Further layers were added by Syria and Egypt until the bulk of the text swelled to a thousand and one stories.

The work was collected over many centuries by various authors, translators and scholars, across west, central, south Asia and northern Africa. The tales themselves have Arabic, Egyptian, Persian, Mesopotamian and Indian folklore. When and why the tales came to be called “A Thousand and One Nights” is unclear. Some believe that odd numbers are associated with luck and fortune.

The thread that runs through the tales revolves around Shahryar and Shaharazade. The King, foully deceived by his wife believed all women to be false and faithless. He vowed to marry a bride each night and behead her the next morning. Shaharazade, daughter of his counsellor, an intelligent and wise woman, finds a way to end the bloodshed, by telling Shahryar fascinating tales which remain unfinished at the break of dawn, thus earning herself one more day.

This in itself is a story with unusual appeal which rises in a sweeping curve to a well-defined crisis.

The ‘Nights’ was first introduced to the West by French author Antoine Galland, in 1706, which included stories not in the original manuscript, such as “Aladin and the Wonderful Lamp”,” Ali Baba” and the “Seven Voyages of Sinbad”. He claimed he heard them from a ’Maronite’ scholar, Hanna Diab, of Aleppo.

British John Payne (1882) and Richard F. Burton, (1885), later introduced English versions, the latter being the more popular.

Russian composer Rimsky Korsakov, likewise carried away by the lure of the East, composed his symphonic suite, “Shaharazade” in 1882, evoking the magic of wondrous Arabia.

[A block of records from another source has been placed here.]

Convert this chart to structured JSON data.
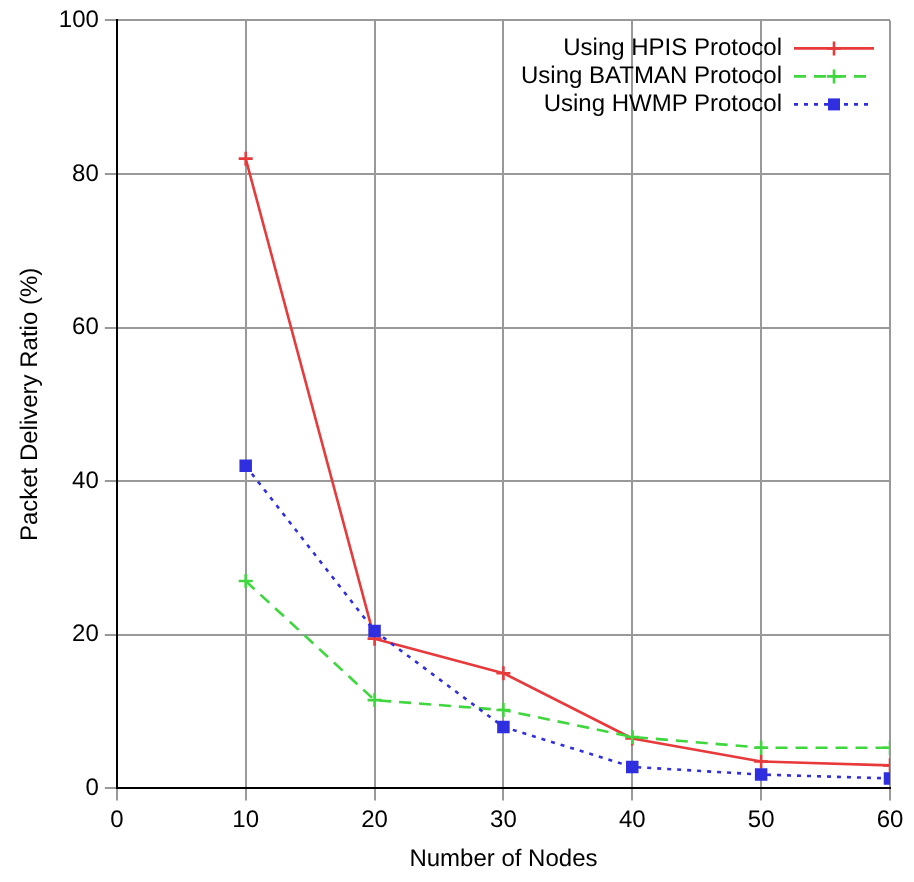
{
  "chart_data": {
    "type": "line",
    "xlabel": "Number of Nodes",
    "ylabel": "Packet Delivery Ratio (%)",
    "x": [
      10,
      20,
      30,
      40,
      50,
      60
    ],
    "series": [
      {
        "name": "Using HPIS Protocol",
        "color": "#e8393b",
        "values": [
          82,
          19.5,
          15,
          6.5,
          3.5,
          3
        ],
        "marker": "cross",
        "line_style": "solid"
      },
      {
        "name": "Using BATMAN Protocol",
        "color": "#3ed83e",
        "values": [
          27,
          11.5,
          10.2,
          6.7,
          5.3,
          5.3
        ],
        "marker": "cross",
        "line_style": "dashed"
      },
      {
        "name": "Using HWMP Protocol",
        "color": "#2f2fe0",
        "values": [
          42,
          20.5,
          8,
          2.8,
          1.8,
          1.3
        ],
        "marker": "square",
        "line_style": "dotted"
      }
    ],
    "xlim": [
      0,
      60
    ],
    "xticks": [
      0,
      10,
      20,
      30,
      40,
      50,
      60
    ],
    "ylim": [
      0,
      100
    ],
    "yticks": [
      0,
      20,
      40,
      60,
      80,
      100
    ],
    "grid": true,
    "legend": "top right"
  }
}
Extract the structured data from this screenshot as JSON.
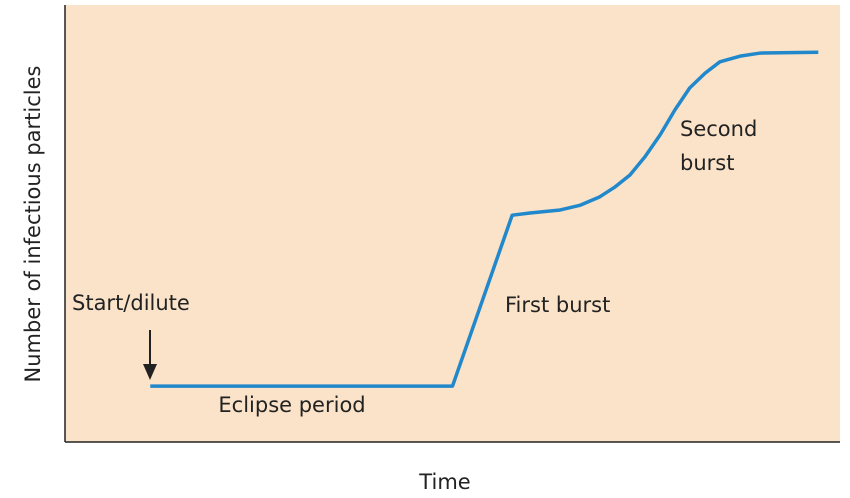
{
  "chart_data": {
    "type": "line",
    "xlabel": "Time",
    "ylabel": "Number of infectious particles",
    "xlim": [
      0,
      100
    ],
    "ylim": [
      0,
      100
    ],
    "series": [
      {
        "color": "#2288cc",
        "x": [
          11,
          50,
          57.7,
          60,
          63.9,
          66.5,
          69,
          71,
          72.9,
          74.8,
          76.8,
          78.7,
          80.6,
          82.6,
          84.5,
          87.1,
          89.7,
          97.2
        ],
        "values": [
          12.8,
          12.8,
          51.9,
          52.4,
          53.1,
          54.2,
          56.1,
          58.4,
          61.1,
          65.2,
          70.3,
          76,
          81,
          84.4,
          87,
          88.3,
          89,
          89.2
        ]
      }
    ],
    "annotations": [
      {
        "lines": [
          "Start/dilute"
        ]
      },
      {
        "lines": [
          "Eclipse period"
        ]
      },
      {
        "lines": [
          "First burst"
        ]
      },
      {
        "lines": [
          "Second",
          "burst"
        ]
      }
    ],
    "background": "#fae3c8"
  }
}
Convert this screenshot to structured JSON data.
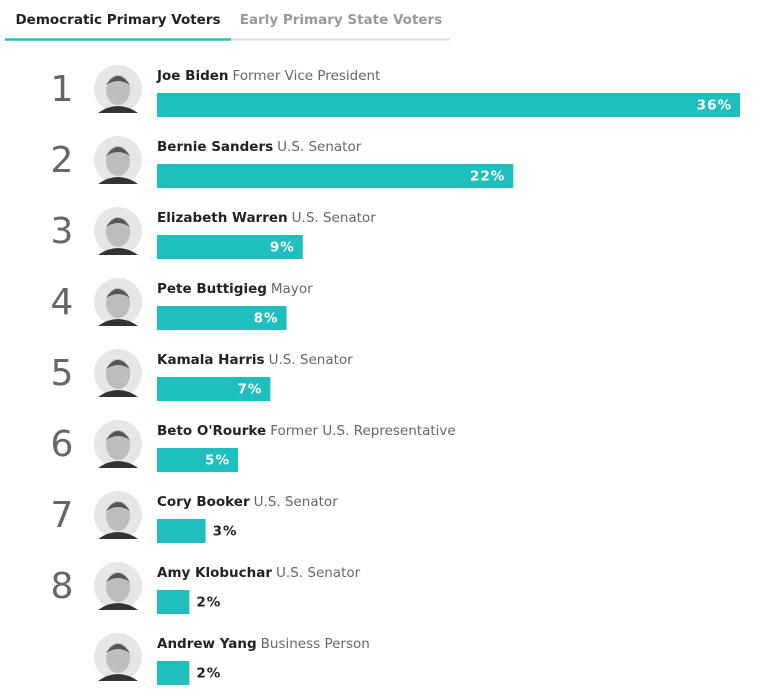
{
  "tabs": [
    "Democratic Primary Voters",
    "Early Primary State Voters"
  ],
  "chart_data": {
    "type": "bar",
    "orientation": "horizontal",
    "color": "#1fbfbf",
    "ranks": [
      1,
      2,
      3,
      4,
      5,
      6,
      7,
      8,
      null
    ],
    "categories": [
      "Joe Biden",
      "Bernie Sanders",
      "Elizabeth Warren",
      "Pete Buttigieg",
      "Kamala Harris",
      "Beto O'Rourke",
      "Cory Booker",
      "Amy Klobuchar",
      "Andrew Yang"
    ],
    "roles": [
      "Former Vice President",
      "U.S. Senator",
      "U.S. Senator",
      "Mayor",
      "U.S. Senator",
      "Former U.S. Representative",
      "U.S. Senator",
      "U.S. Senator",
      "Business Person"
    ],
    "values": [
      36,
      22,
      9,
      8,
      7,
      5,
      3,
      2,
      2
    ],
    "value_labels": [
      "36%",
      "22%",
      "9%",
      "8%",
      "7%",
      "5%",
      "3%",
      "2%",
      "2%"
    ],
    "xlim": [
      0,
      36
    ]
  }
}
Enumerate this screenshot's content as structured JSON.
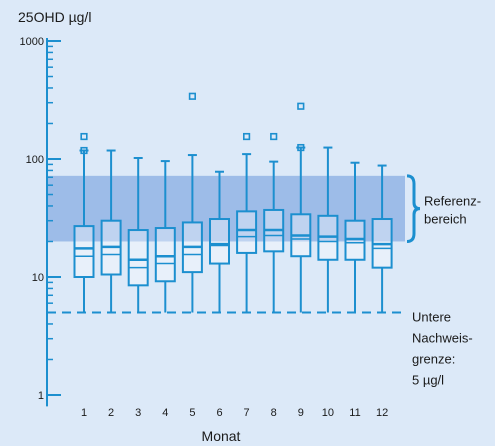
{
  "chart_data": {
    "type": "boxplot",
    "ylabel": "25OHD µg/l",
    "xlabel": "Monat",
    "y_scale": "log",
    "ylim": [
      0.8,
      1000
    ],
    "y_ticks": [
      {
        "value": 1,
        "label": "1"
      },
      {
        "value": 10,
        "label": "10"
      },
      {
        "value": 100,
        "label": "100"
      },
      {
        "value": 1000,
        "label": "1000"
      }
    ],
    "categories": [
      "1",
      "2",
      "3",
      "4",
      "5",
      "6",
      "7",
      "8",
      "9",
      "10",
      "11",
      "12"
    ],
    "boxes": [
      {
        "whisker_low": 5,
        "q1": 10,
        "median": 17.5,
        "q3": 27,
        "whisker_high": 118,
        "mean": 15,
        "outliers": [
          118,
          155
        ]
      },
      {
        "whisker_low": 5,
        "q1": 10.5,
        "median": 18,
        "q3": 30,
        "whisker_high": 118,
        "mean": 15.5,
        "outliers": []
      },
      {
        "whisker_low": 5,
        "q1": 8.5,
        "median": 14,
        "q3": 25,
        "whisker_high": 102,
        "mean": 12,
        "outliers": []
      },
      {
        "whisker_low": 5,
        "q1": 9.2,
        "median": 15,
        "q3": 26,
        "whisker_high": 96,
        "mean": 13,
        "outliers": []
      },
      {
        "whisker_low": 5,
        "q1": 11,
        "median": 18,
        "q3": 29,
        "whisker_high": 108,
        "mean": 15.5,
        "outliers": [
          340
        ]
      },
      {
        "whisker_low": 5,
        "q1": 13,
        "median": 19,
        "q3": 31,
        "whisker_high": 78,
        "mean": 18.5,
        "outliers": []
      },
      {
        "whisker_low": 5,
        "q1": 16,
        "median": 25,
        "q3": 36,
        "whisker_high": 110,
        "mean": 22,
        "outliers": [
          155
        ]
      },
      {
        "whisker_low": 5,
        "q1": 16.5,
        "median": 25,
        "q3": 37,
        "whisker_high": 95,
        "mean": 22.5,
        "outliers": [
          155
        ]
      },
      {
        "whisker_low": 5,
        "q1": 15,
        "median": 22.5,
        "q3": 34,
        "whisker_high": 125,
        "mean": 21,
        "outliers": [
          125,
          280
        ]
      },
      {
        "whisker_low": 5,
        "q1": 14,
        "median": 22,
        "q3": 33,
        "whisker_high": 125,
        "mean": 20,
        "outliers": []
      },
      {
        "whisker_low": 5,
        "q1": 14,
        "median": 21,
        "q3": 30,
        "whisker_high": 93,
        "mean": 19.5,
        "outliers": []
      },
      {
        "whisker_low": 5,
        "q1": 12,
        "median": 19,
        "q3": 31,
        "whisker_high": 88,
        "mean": 17.5,
        "outliers": []
      }
    ],
    "reference_range": {
      "low": 20,
      "high": 72,
      "label_lines": [
        "Referenz-",
        "bereich"
      ]
    },
    "detection_limit": {
      "value": 5,
      "label_lines": [
        "Untere",
        "Nachweis-",
        "grenze:",
        "5 µg/l"
      ]
    },
    "colors": {
      "background": "#dce9f8",
      "reference_band": "#9dbce8",
      "box_stroke": "#1c8fcf",
      "box_fill": "#ffffff",
      "axis": "#1c8fcf"
    }
  }
}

It became his most popular work, and when heard, we recall those annual Ramadan productions on Egyptian radio and television.

Is it not rather unusual that in a medieval, Arabic, patriarchal system, a woman assumes such a pivotal role! Could that be a revelation that women have always exercised more power in Muslim countries? How could it have diminished thus at the hands of those extreme fanatics? How could we allow it?

This fascinating jigsaw puzzle raises everyone’s curiosity, especially Shahryar’s, and only when the human pieces click into play, the enjoyment begins.

Shaharazade has many lessons to teach the intelligent reader worth a thousand and one pieces of gold. It would do readers well to see beyond the tingling drama, beyond the erotic and exotic! Delve deep and you can find lessons in manners, ethics, politics, religion, aesthetics, etiquette and other principles valued by all mankind.

Shaharazade cured her king, ended a reign of terror, and changed a strict male-moral code to her advantage! Would you call it magic?